Sal and I have coffee once a week at hers. I like her. She’s eccentric - and young - unlike my other friends. A few weeks ago we were having coffee in the garden when she suddenly got up, in the middle of what I was saying, but I’ve learned not to take offense, and came back with a bottle of sherry and two tall glasses.

“It’s a bit early for me dear,” I said.

She looked blankly at me and then caught on. “Oh, it’s not for us. It’s for the wasps – a trap,” she explained and pouring a small amount of sherry into each glass, she placed them in corners of the garden well away from the house. “They go in for the sherry and get sticky and can’t climb out,” she told me. “It works for garden snails too.”

“Sherry?”

“No beer.”

Away she went and fetched a photograph - a wagon train of snails crossing the lawn towards a buried beer glass and disappearing over the edge to their doom.
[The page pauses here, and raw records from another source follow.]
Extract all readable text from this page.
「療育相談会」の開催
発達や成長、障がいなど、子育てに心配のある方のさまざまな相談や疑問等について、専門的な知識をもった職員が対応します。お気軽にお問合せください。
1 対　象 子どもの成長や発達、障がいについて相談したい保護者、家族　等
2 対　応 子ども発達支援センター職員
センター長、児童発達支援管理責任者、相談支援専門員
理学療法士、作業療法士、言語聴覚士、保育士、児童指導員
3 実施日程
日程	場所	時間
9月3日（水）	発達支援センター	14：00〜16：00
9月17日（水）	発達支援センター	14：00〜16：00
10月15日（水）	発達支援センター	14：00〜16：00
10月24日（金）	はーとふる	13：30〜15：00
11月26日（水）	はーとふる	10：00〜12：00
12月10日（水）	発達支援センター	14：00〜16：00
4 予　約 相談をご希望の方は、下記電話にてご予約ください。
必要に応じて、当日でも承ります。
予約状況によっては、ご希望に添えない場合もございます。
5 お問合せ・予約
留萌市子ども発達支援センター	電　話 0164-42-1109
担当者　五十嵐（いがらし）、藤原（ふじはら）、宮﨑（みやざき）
It’s one thing to set a trap but to photograph actual snailicide… I was quite shocked.

Only a fortnight later, I opened her fridge to get milk for the coffee. “Sal, what is that smell?” It smelt like sweaty socks and I was half expecting to find a pair of dead feet inside.

“It’ll be the gorgonzola,” she said.

“You’re not going to eat that are you?” I asked. “I know some people love powerful cheeses but how would you get that from under your nose, into your mouth?”

“No it’s for the mice,” she said. “I think we may have mice and I don’t want to kill them…”

I was thankful for that. At least I wouldn’t have to watch the snuff movie.

“…so I’ve bought humane traps and I’m going to put some cheese in each one,” she said, “and then I can drive somewhere and let them go.”

I thought it a bit extravagant. My mice had to make do with plain biscuit and a quick dispatch.

Anyway, yesterday she had a lunch date with a young man and was getting ready for it after we’d finished our coffee. She particularly wanted me to see her new shoes. They were baby pink patent leather with a cerise bow on the front and cerise four inch stiletto heels accentuated by a vertical gold strip.

“Very nice,” I said. I wondered whether they were a man trap or a death trap.